RFK DiaryThe details were mildly interesting. What really got my attention, though, was the picture of what is described as a “thick red journal” (Seen at right) covered in bumper stickers, a notebook not unlike the one the narrator in George Saunders’s story buys at Office Depot. Kennedy has festooned the plain book with items that come to hand while he is working in the book. My daughter’s assignment book from her senior year in high school has had the same treatment. I do it on occasion myself.

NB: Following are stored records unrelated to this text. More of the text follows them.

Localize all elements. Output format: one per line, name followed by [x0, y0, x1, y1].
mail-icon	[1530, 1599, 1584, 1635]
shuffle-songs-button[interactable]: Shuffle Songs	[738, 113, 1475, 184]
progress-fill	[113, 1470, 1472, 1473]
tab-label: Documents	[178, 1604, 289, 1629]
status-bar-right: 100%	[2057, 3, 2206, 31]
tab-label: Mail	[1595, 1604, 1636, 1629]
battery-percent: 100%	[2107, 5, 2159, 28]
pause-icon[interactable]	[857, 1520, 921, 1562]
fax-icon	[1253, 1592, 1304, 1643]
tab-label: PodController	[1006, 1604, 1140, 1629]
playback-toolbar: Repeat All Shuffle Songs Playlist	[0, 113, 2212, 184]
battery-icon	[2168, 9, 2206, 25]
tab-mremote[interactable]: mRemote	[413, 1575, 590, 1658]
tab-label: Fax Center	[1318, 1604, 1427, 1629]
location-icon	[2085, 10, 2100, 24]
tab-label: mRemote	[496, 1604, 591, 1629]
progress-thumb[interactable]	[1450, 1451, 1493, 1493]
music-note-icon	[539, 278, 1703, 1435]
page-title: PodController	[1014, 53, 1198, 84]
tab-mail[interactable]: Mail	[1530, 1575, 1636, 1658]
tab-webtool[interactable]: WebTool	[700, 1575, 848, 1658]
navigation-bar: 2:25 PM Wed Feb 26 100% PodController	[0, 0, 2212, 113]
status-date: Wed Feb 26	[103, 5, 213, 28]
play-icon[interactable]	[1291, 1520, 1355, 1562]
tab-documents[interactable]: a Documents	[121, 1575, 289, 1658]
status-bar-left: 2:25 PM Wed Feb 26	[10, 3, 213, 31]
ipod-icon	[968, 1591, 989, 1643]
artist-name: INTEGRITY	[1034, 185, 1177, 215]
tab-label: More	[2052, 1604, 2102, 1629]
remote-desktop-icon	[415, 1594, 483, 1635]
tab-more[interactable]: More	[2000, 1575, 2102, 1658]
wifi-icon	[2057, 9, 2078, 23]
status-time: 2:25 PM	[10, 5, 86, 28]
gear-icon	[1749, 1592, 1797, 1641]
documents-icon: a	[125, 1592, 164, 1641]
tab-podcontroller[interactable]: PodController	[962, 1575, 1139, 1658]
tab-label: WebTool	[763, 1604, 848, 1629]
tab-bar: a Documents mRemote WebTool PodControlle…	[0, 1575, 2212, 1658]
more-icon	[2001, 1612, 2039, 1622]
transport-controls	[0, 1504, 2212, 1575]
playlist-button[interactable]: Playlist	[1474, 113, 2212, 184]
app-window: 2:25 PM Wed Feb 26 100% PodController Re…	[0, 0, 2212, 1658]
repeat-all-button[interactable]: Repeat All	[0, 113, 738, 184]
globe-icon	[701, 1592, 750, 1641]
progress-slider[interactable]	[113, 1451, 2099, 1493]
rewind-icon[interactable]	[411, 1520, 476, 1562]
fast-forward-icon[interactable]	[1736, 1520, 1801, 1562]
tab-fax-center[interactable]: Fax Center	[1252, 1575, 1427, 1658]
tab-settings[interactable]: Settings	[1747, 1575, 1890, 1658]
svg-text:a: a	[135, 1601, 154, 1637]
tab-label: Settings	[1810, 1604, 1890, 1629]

I have been keeping a private journal steadily for more than twenty years. I also have a collection of notebooks and papers that cover, somewhat sporadically, the years from 1980 to 1992. Only a single sheet of paper survives from before 1980. I am currently in Volume 40 of the notebooks, which I keep in two wicker crates under the highboy in my living room, seen below.

The Js

 There they are, out in the open. The material within them covers a wide range, including ordinary “I had a pork chop for dinner” entries, notes on what I’m reading, drafts of stories and ideas grabbed by the tail and jotted down before they escape completely. There are secrets, too, thoughts about the people I live with that I don’t readily speak aloud, observations about my friends, my acquaintances, people I wish paid more attention to me, or people I wish would leave me alone. I have always had an expectation of privacy regarding this material, an absolute trust that Ron or Lynn would never go paging through the books. Ron has declared he has no interest whatsoever in them, and would destroy them instantly if they passed into his care. As it happens, that New York Post reporter has been named, at least informally, my literary executor. I don’t expect anything in those volumes to wind up in the pages of the Post, or whatever entity my friend is associated with when the time comes. My life’s just not that interesting, my secrets not that titillating.

In recent times I have considered the idea of a public diary, one kept with the expectation of a future audience. I started one in the summer of 2011, in an unlined large Moleskine with an orange cover. I’ve pasted things in there, most recently the receipt from a purchase at the Sephora store in Times Square (August 12, 2013), and then more than two months later but on the very next page, the obituary of the mother of childhood friends whose funeral I will attend this week.

Hereby resolve to write in this book at least twenty minutes a night, no matter how tired. (If discouraged, just think how much will have been recorded for posterity in one mere year!) The diary George Saunders creates for his character covers only about a month in which the family goes though a difficult time.

The reader cannot know if the diarist continues. And I can’t know how long I’ll persevere with this new resolve to write a line or two. But the impetus to create a picture of my life and times for my grandchildren and my great-grandchildren, is strong, at least today.